Thoughtful site management approaches, clearly defined roles and responsibilities, documented request and approval process and naming conversions have to be planned ahead before you go with site strategy to avoid potential chaos later on. Here is the checklist:
- Site structure: How do you want to segment a server to multiple sites? Should site follow organization or business structure? There is no right or wrong answer here. However you do want to think and plan ahead. On our server, we partition our data, contents and users by business functions and geography locations. We create sites and site naming conversions as business_functions, or business_ geography. For example (Sales_partner, Marketing_APAC, Finance_audit, etc). When we look at a site name, we have some ideas what site is about.
- How many sites you should have? It completely depends on your use cases, data sources, user base, levels of controls you want to have. As a rule of thumb, I will argue anyone who plans to create more than 100 sites on a server would be too many sites although I know a very large corporation has about 300 sites that work well for them. Our enterprise server has 4,000 end users with 20+ sites. Our separate Engineering server has 4 sites for about 1,000 engineers.
- Who should be the site admin? Either IT or business users (or both) can be site admins. One site can have more than one admin. One person can admin multiple sites as well. When a new site is created, server admin normally just adds one user as site admin who can add others as site admins.
- What controls are at site level? All the following controls can be done at site level:
- Allow site admin to manage users for the site
- Allow the site to have web authoring. When web authoring is on, it does not mean that all views within the site are web editable. The workbook/view level has to be set web editing allowed by specific users or user groups before the end user can have web editing.
- Allow subscriptions. Each site can have one ‘email from address’ to send out subscriptions from that site.
- Record workbook performance key events metrics
- Create offline snapshots of favorites for iPad users.
- What privileges server admin should give to site admins? Server admin can give all the above controls to site admin when the site is created. Server admin can change those site level settings as well. Server admin can even take back those privileges at anytime from site admin.

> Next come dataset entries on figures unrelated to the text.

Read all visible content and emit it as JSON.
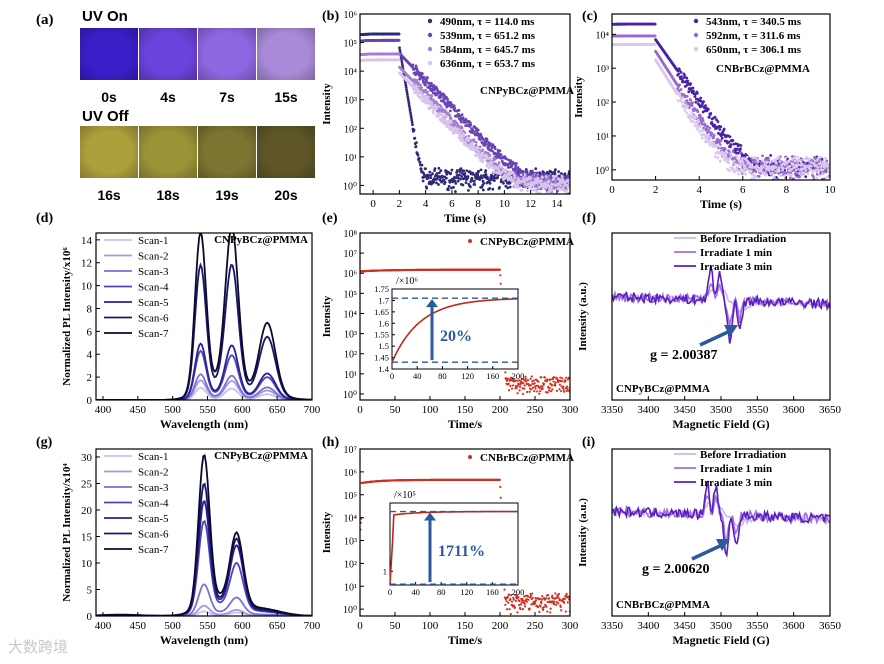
{
  "panel_a": {
    "letter": "(a)",
    "uv_on_label": "UV On",
    "uv_off_label": "UV Off",
    "on_frames": [
      {
        "label": "0s",
        "color": "#3a1ec8"
      },
      {
        "label": "4s",
        "color": "#6a42dc"
      },
      {
        "label": "7s",
        "color": "#8f66e2"
      },
      {
        "label": "15s",
        "color": "#a98ad8"
      }
    ],
    "off_frames": [
      {
        "label": "16s",
        "color": "#aca03c"
      },
      {
        "label": "18s",
        "color": "#9c9236"
      },
      {
        "label": "19s",
        "color": "#7c7430"
      },
      {
        "label": "20s",
        "color": "#5e5628"
      }
    ]
  },
  "watermark": "大数跨境",
  "chart_data": [
    {
      "id": "b",
      "letter": "(b)",
      "type": "scatter",
      "annotation": "CNPyBCz@PMMA",
      "xlabel": "Time (s)",
      "ylabel": "Intensity",
      "xlim": [
        -1,
        15
      ],
      "ylog": true,
      "ylim_exp": [
        -0.3,
        6
      ],
      "xticks": [
        0,
        2,
        4,
        6,
        8,
        10,
        12,
        14
      ],
      "yticks_exp": [
        0,
        1,
        2,
        3,
        4,
        5,
        6
      ],
      "ytick_labels": [
        "10⁰",
        "10¹",
        "10²",
        "10³",
        "10⁴",
        "10⁵",
        "10⁶"
      ],
      "legend_position": "top-right",
      "series": [
        {
          "name": "490nm, τ = 114.0 ms",
          "color": "#2e2a78",
          "plateau": 200000,
          "tau": 0.114,
          "floor": 1.5
        },
        {
          "name": "539nm, τ = 651.2 ms",
          "color": "#6a44b4",
          "plateau": 120000,
          "tau": 0.651,
          "floor": 0.9
        },
        {
          "name": "584nm, τ = 645.7 ms",
          "color": "#a47ed2",
          "plateau": 40000,
          "tau": 0.646,
          "floor": 0.9
        },
        {
          "name": "636nm, τ = 653.7 ms",
          "color": "#d6c4ec",
          "plateau": 25000,
          "tau": 0.654,
          "floor": 0.9
        }
      ]
    },
    {
      "id": "c",
      "letter": "(c)",
      "type": "scatter",
      "annotation": "CNBrBCz@PMMA",
      "xlabel": "Time (s)",
      "ylabel": "Intensity",
      "xlim": [
        0,
        10
      ],
      "ylog": true,
      "ylim_exp": [
        -0.3,
        4.6
      ],
      "xticks": [
        0,
        2,
        4,
        6,
        8,
        10
      ],
      "yticks_exp": [
        0,
        1,
        2,
        3,
        4
      ],
      "ytick_labels": [
        "10⁰",
        "10¹",
        "10²",
        "10³",
        "10⁴"
      ],
      "legend_position": "top-right",
      "series": [
        {
          "name": "543nm, τ = 340.5 ms",
          "color": "#4a22a8",
          "plateau": 20000,
          "tau": 0.34,
          "floor": 1.0
        },
        {
          "name": "592nm, τ = 311.6 ms",
          "color": "#9a6ad0",
          "plateau": 9000,
          "tau": 0.31,
          "floor": 1.0
        },
        {
          "name": "650nm, τ = 306.1 ms",
          "color": "#d8c8ee",
          "plateau": 5000,
          "tau": 0.306,
          "floor": 1.0
        }
      ]
    },
    {
      "id": "d",
      "letter": "(d)",
      "type": "line",
      "annotation": "CNPyBCz@PMMA",
      "xlabel": "Wavelength (nm)",
      "ylabel": "Normalized PL Intensity/x10⁶",
      "xlim": [
        390,
        700
      ],
      "ylim": [
        0,
        14.6
      ],
      "xticks": [
        400,
        450,
        500,
        550,
        600,
        650,
        700
      ],
      "yticks": [
        0,
        2,
        4,
        6,
        8,
        10,
        12,
        14
      ],
      "legend_position": "top-left",
      "peaks": [
        540,
        585,
        636
      ],
      "series": [
        {
          "name": "Scan-1",
          "color": "#c7c2ec",
          "peak_heights": [
            1.0,
            0.9,
            0.45
          ]
        },
        {
          "name": "Scan-2",
          "color": "#a19be0",
          "peak_heights": [
            1.6,
            1.5,
            0.75
          ]
        },
        {
          "name": "Scan-3",
          "color": "#7a72d2",
          "peak_heights": [
            2.1,
            1.9,
            1.0
          ]
        },
        {
          "name": "Scan-4",
          "color": "#4e44c0",
          "peak_heights": [
            4.0,
            3.5,
            1.8
          ]
        },
        {
          "name": "Scan-5",
          "color": "#2a2294",
          "peak_heights": [
            4.6,
            4.3,
            2.1
          ]
        },
        {
          "name": "Scan-6",
          "color": "#1a1668",
          "peak_heights": [
            11.0,
            10.7,
            5.0
          ]
        },
        {
          "name": "Scan-7",
          "color": "#0a0a2e",
          "peak_heights": [
            13.7,
            13.7,
            6.1
          ]
        }
      ]
    },
    {
      "id": "e",
      "letter": "(e)",
      "type": "scatter",
      "annotation": "CNPyBCz@PMMA",
      "xlabel": "Time/s",
      "ylabel": "Intensity",
      "xlim": [
        0,
        300
      ],
      "ylog": true,
      "ylim_exp": [
        -0.3,
        8
      ],
      "xticks": [
        0,
        50,
        100,
        150,
        200,
        250,
        300
      ],
      "yticks_exp": [
        0,
        1,
        2,
        3,
        4,
        5,
        6,
        7,
        8
      ],
      "ytick_labels": [
        "10⁰",
        "10¹",
        "10²",
        "10³",
        "10⁴",
        "10⁵",
        "10⁶",
        "10⁷",
        "10⁸"
      ],
      "legend_position": "top-right",
      "series": [
        {
          "name": "CNPyBCz@PMMA",
          "color": "#d03020",
          "plateau": 1500000,
          "floor": 3
        }
      ],
      "inset": {
        "unit": "/×10⁶",
        "xticks": [
          0,
          40,
          80,
          120,
          160,
          200
        ],
        "yticks": [
          1.4,
          1.45,
          1.5,
          1.55,
          1.6,
          1.65,
          1.7,
          1.75
        ],
        "xlim": [
          0,
          200
        ],
        "ylim": [
          1.4,
          1.75
        ],
        "curve_start": 1.43,
        "curve_end": 1.71,
        "percent_label": "20%"
      }
    },
    {
      "id": "f",
      "letter": "(f)",
      "type": "line",
      "annotation": "CNPyBCz@PMMA",
      "g_label": "g = 2.00387",
      "xlabel": "Magnetic Field (G)",
      "ylabel": "Intensity (a.u.)",
      "xlim": [
        3350,
        3650
      ],
      "xticks": [
        3350,
        3400,
        3450,
        3500,
        3550,
        3600,
        3650
      ],
      "legend_position": "top-right",
      "series": [
        {
          "name": "Before Irradiation",
          "color": "#cbb8ec",
          "amp": 0.15
        },
        {
          "name": "Irradiate 1 min",
          "color": "#a070dc",
          "amp": 0.6
        },
        {
          "name": "Irradiate 3 min",
          "color": "#5a1ec0",
          "amp": 1.0
        }
      ]
    },
    {
      "id": "g",
      "letter": "(g)",
      "type": "line",
      "annotation": "CNPyBCz@PMMA",
      "xlabel": "Wavelength (nm)",
      "ylabel": "Normalized PL Intensity/x10⁴",
      "xlim": [
        390,
        700
      ],
      "ylim": [
        0,
        31.5
      ],
      "xticks": [
        400,
        450,
        500,
        550,
        600,
        650,
        700
      ],
      "yticks": [
        0,
        5,
        10,
        15,
        20,
        25,
        30
      ],
      "legend_position": "top-left",
      "peaks": [
        545,
        592
      ],
      "series": [
        {
          "name": "Scan-1",
          "color": "#c7c2ec",
          "peak_heights": [
            0.8,
            0.6
          ]
        },
        {
          "name": "Scan-2",
          "color": "#a19be0",
          "peak_heights": [
            1.8,
            1.0
          ]
        },
        {
          "name": "Scan-3",
          "color": "#7a72d2",
          "peak_heights": [
            5.5,
            3.0
          ]
        },
        {
          "name": "Scan-4",
          "color": "#4e44c0",
          "peak_heights": [
            16.5,
            8.5
          ]
        },
        {
          "name": "Scan-5",
          "color": "#2a2294",
          "peak_heights": [
            20.0,
            11.5
          ]
        },
        {
          "name": "Scan-6",
          "color": "#1a1668",
          "peak_heights": [
            23.0,
            12.5
          ]
        },
        {
          "name": "Scan-7",
          "color": "#0a0a2e",
          "peak_heights": [
            28.0,
            13.2
          ]
        }
      ]
    },
    {
      "id": "h",
      "letter": "(h)",
      "type": "scatter",
      "annotation": "CNBrBCz@PMMA",
      "xlabel": "Time/s",
      "ylabel": "Intensity",
      "xlim": [
        0,
        300
      ],
      "ylog": true,
      "ylim_exp": [
        -0.3,
        7
      ],
      "xticks": [
        0,
        50,
        100,
        150,
        200,
        250,
        300
      ],
      "yticks_exp": [
        0,
        1,
        2,
        3,
        4,
        5,
        6,
        7
      ],
      "ytick_labels": [
        "10⁰",
        "10¹",
        "10²",
        "10³",
        "10⁴",
        "10⁵",
        "10⁶",
        "10⁷"
      ],
      "legend_position": "top-right",
      "series": [
        {
          "name": "CNBrBCz@PMMA",
          "color": "#d03020",
          "plateau": 450000,
          "floor": 2
        }
      ],
      "inset": {
        "unit": "/×10⁵",
        "xticks": [
          0,
          40,
          80,
          120,
          160,
          200
        ],
        "yticks": [
          1
        ],
        "xlim": [
          0,
          200
        ],
        "ylim": [
          0.2,
          5
        ],
        "curve_start": 0.25,
        "curve_end": 4.5,
        "percent_label": "1711%"
      }
    },
    {
      "id": "i",
      "letter": "(i)",
      "type": "line",
      "annotation": "CNBrBCz@PMMA",
      "g_label": "g = 2.00620",
      "xlabel": "Magnetic Field (G)",
      "ylabel": "Intensity (a.u.)",
      "xlim": [
        3350,
        3650
      ],
      "xticks": [
        3350,
        3400,
        3450,
        3500,
        3550,
        3600,
        3650
      ],
      "legend_position": "top-right",
      "series": [
        {
          "name": "Before Irradiation",
          "color": "#cbb8ec",
          "amp": 0.15
        },
        {
          "name": "Irradiate 1 min",
          "color": "#a070dc",
          "amp": 0.6
        },
        {
          "name": "Irradiate 3 min",
          "color": "#5a1ec0",
          "amp": 1.0
        }
      ]
    }
  ]
}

- What is new site creation process? I have new site request questionnaires that requester has to answer. The answers help server and governance team to understand the use cases, data sources, user base, and data governance requirements to decide if their use cases fit Tableau server or not, if they should share an existing site or a new site should be created. The key criteria are if same data sources exist in other site, if the user base overlaps with other site. It is balance between duplication of work vs. flexibility. Here are some scenarios when you may not create a new site:
- If the requested site will use the same data sources as one of the existing sites, you may want to create a project within the existing site to avoid potential duplicate extracts (or live connections) running against the same source database.
- If the requested site overlaps end users a lot with one existing site, you may want to create a project within the existing site to avoid duplicating user maintenance works.
As a summary, Tableau site is a great feature for large Tableau server implementations. Sites can be very useful to segment data and contents, distribute admin work, empower business for self-service, etc. However site misuse can create a lot extract work or even chaos later on. Thoughtful site strategy and governance process have to be developed before you start to implement sites although the process evolves toward its maturity as you go.